Bisnis.com, JAKARTA- Pengurangan order produk garmen dari sejumlah negara tujuan ekspor seperti Amerika Serikat (AS) dan negara-negara di Eropa kian parah selama sebulan terakhir.
Ketua Umum Asosiasi Serat dan Benang Filament Indonesia (APSyFI) Redma Gita Wirawasta mengatakan 40 persen orderan di pasar ekspor menghilang akibat terdampak inflasi di AS dan Eropa.
Sebulan yang lalu, jumlah penurunan order untuk produk garmen baru 15 persen di bawah kondisi normal. "Dan akan lebih buruk kalau masalah di Taiwan berkepanjangan. Sebab, di sana adalah jalur transportasi kapal utama [jalur utara]. Termasuk kapal AS," kata Redma kepada Bisnis, Minggu (21/8/2022).

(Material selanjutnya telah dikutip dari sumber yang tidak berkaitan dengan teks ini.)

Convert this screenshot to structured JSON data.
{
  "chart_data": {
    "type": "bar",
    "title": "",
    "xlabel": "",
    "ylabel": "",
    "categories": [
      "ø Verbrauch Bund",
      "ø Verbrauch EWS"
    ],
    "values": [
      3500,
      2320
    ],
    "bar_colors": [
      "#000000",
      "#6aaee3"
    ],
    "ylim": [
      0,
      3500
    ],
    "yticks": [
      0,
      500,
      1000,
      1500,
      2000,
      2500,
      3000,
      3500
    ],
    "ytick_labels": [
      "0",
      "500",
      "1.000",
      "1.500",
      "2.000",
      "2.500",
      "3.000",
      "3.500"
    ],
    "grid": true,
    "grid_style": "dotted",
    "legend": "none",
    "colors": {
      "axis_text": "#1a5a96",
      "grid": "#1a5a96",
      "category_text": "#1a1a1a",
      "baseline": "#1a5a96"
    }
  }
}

Sementara di jalur di selatan, lanjut Redma, kapal-kapal laut dinilai belum adaptif terhadap kondisi di area tersebut. Menurutnya, salah satu yang bisa dimanfaatkan adalah jalur Australia - Amerika Serikat. Namun, ketersediaan jalur tersebut dinilai tetap tidak mampu mengungkit ekspor garmen RI sesuai target pemerintah
Sebelumnya, Menteri Perindustrian (Menperin) Agus Gumiwang mematok target ekspor TPT nasional tahun ini di kisaran US$13 miliar hingga US$14 miliar.

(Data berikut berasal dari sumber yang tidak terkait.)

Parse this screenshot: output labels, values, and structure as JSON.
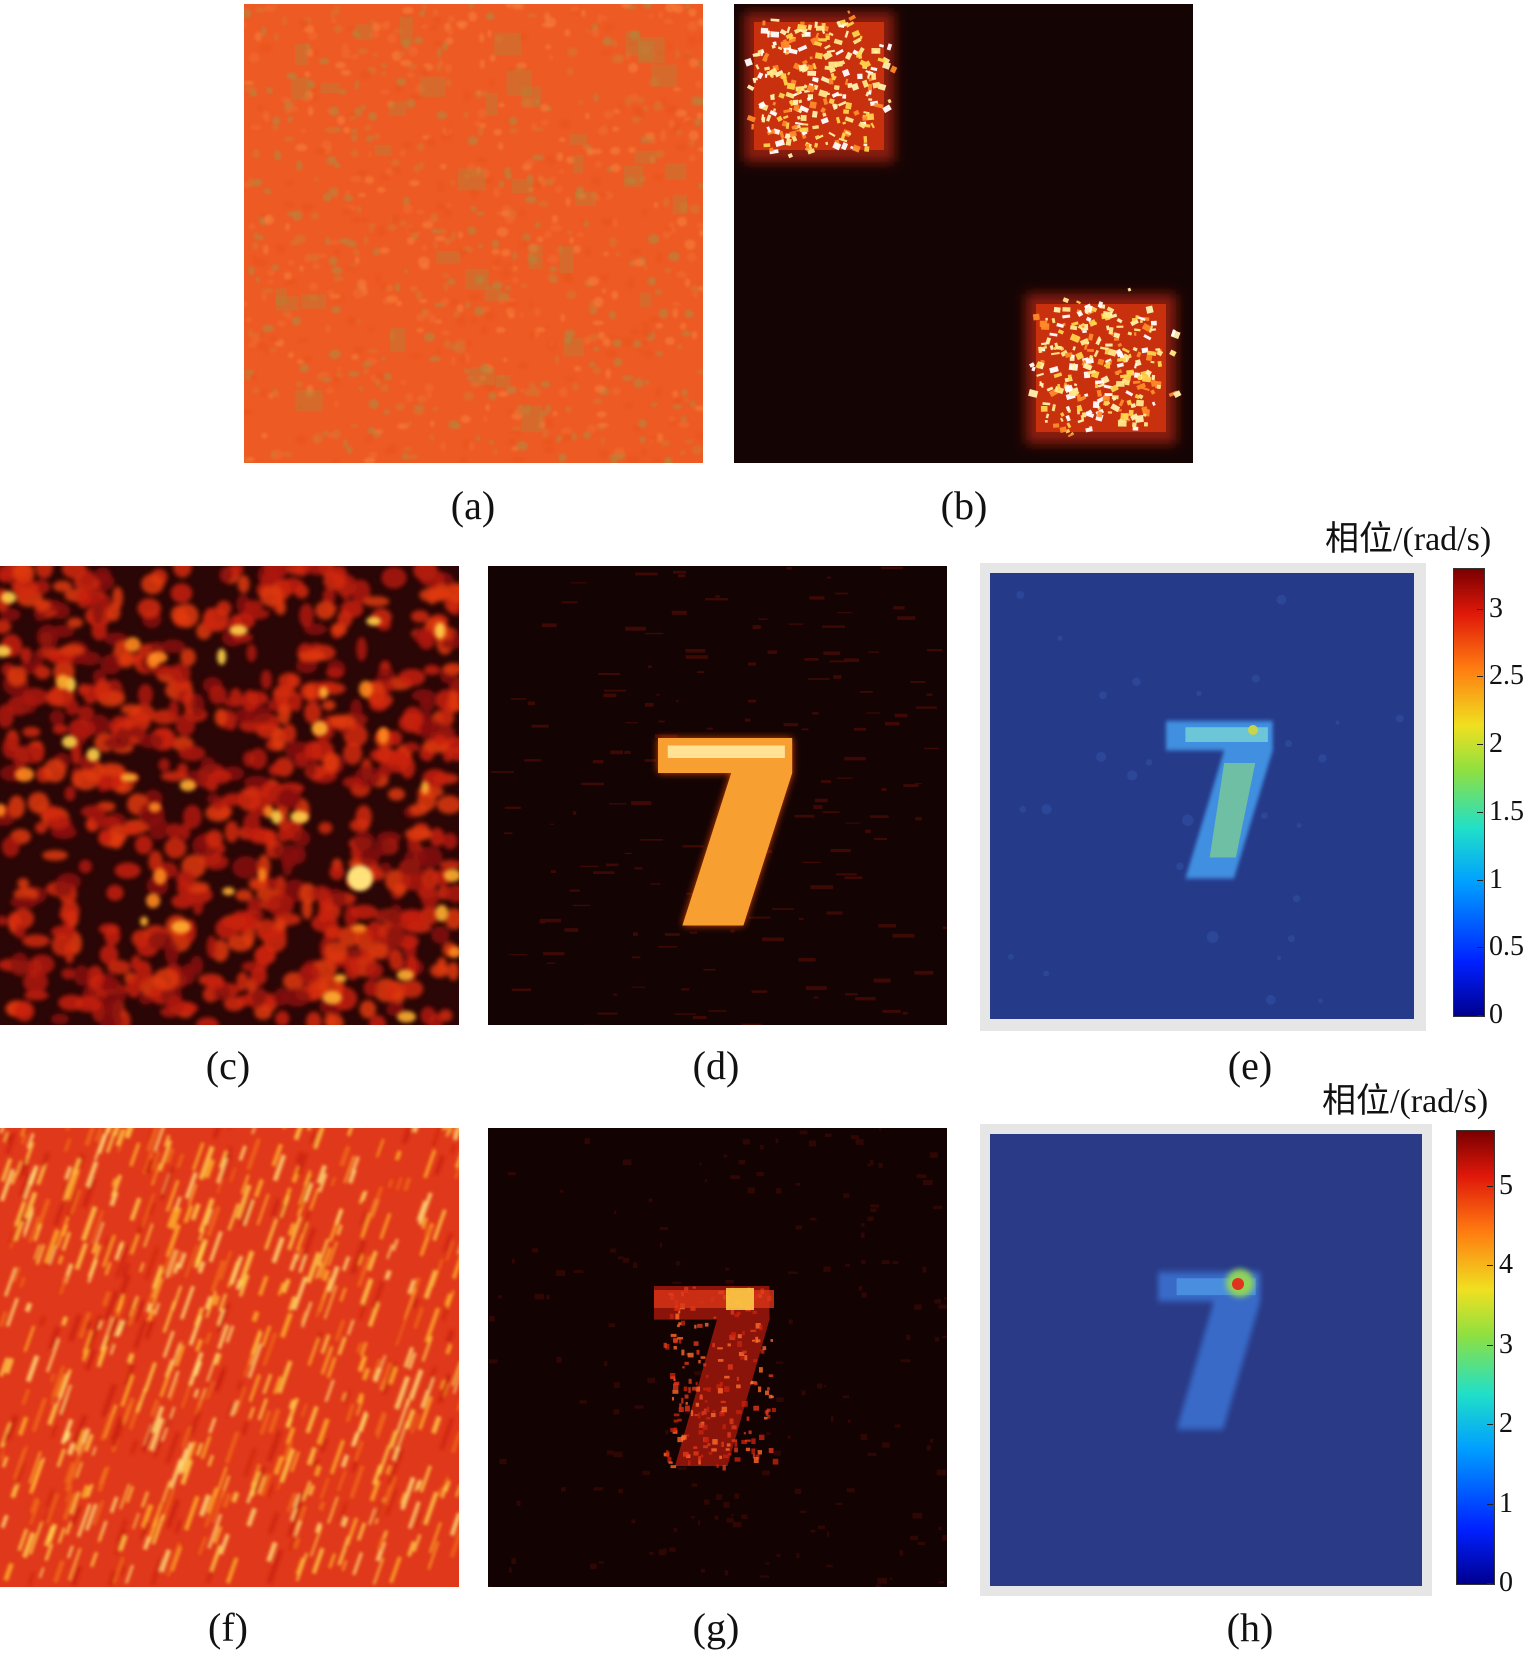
{
  "figure": {
    "panels": [
      {
        "id": "a",
        "label": "(a)",
        "description_name": "speckle-orange-uniform"
      },
      {
        "id": "b",
        "label": "(b)",
        "description_name": "two-bright-squares"
      },
      {
        "id": "c",
        "label": "(c)",
        "description_name": "speckle-hot"
      },
      {
        "id": "d",
        "label": "(d)",
        "description_name": "digit-seven-hot"
      },
      {
        "id": "e",
        "label": "(e)",
        "description_name": "digit-seven-phase-jet"
      },
      {
        "id": "f",
        "label": "(f)",
        "description_name": "speckle-streaked"
      },
      {
        "id": "g",
        "label": "(g)",
        "description_name": "digit-seven-noisy"
      },
      {
        "id": "h",
        "label": "(h)",
        "description_name": "digit-seven-phase-jet-2"
      }
    ],
    "digit": "7",
    "colorbar_e": {
      "title": "相位/(rad/s)",
      "ticks": [
        "3",
        "2.5",
        "2",
        "1.5",
        "1",
        "0.5",
        "0"
      ],
      "tick_values": [
        3,
        2.5,
        2,
        1.5,
        1,
        0.5,
        0
      ],
      "range": [
        0,
        3.3
      ]
    },
    "colorbar_h": {
      "title": "相位/(rad/s)",
      "ticks": [
        "5",
        "4",
        "3",
        "2",
        "1",
        "0"
      ],
      "tick_values": [
        5,
        4,
        3,
        2,
        1,
        0
      ],
      "range": [
        0,
        5.7
      ]
    },
    "colors": {
      "hot_dark": "#1a0505",
      "hot_mid": "#c8200c",
      "hot_bright": "#ffd34a",
      "orange_bg": "#ee5a24",
      "jet_bg": "#263a8a",
      "jet_low": "#3f8fe0",
      "jet_mid": "#8fd35a",
      "jet_high": "#e0321e"
    }
  }
}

Namun, pelaku usaha industri TPT hanya mematok target ekspor di kisaran US$11,5 miliar sampai dengan akhir tahun.
Baca Juga
Dia menilai tantangan ekspor di industri TPT cukup berat tahun ini. Sebab, hal yang menjadi masalah adalah permintaan yang kembali mengalami penurunan.
"Order 3-6 ke depan yang tersendat. Memang inflasi AS dan Eropa cukup berat bagi TPT. Sebanyak 40 persen ekspor garmen akan tergerus hingga akhir tahun," jelasnya.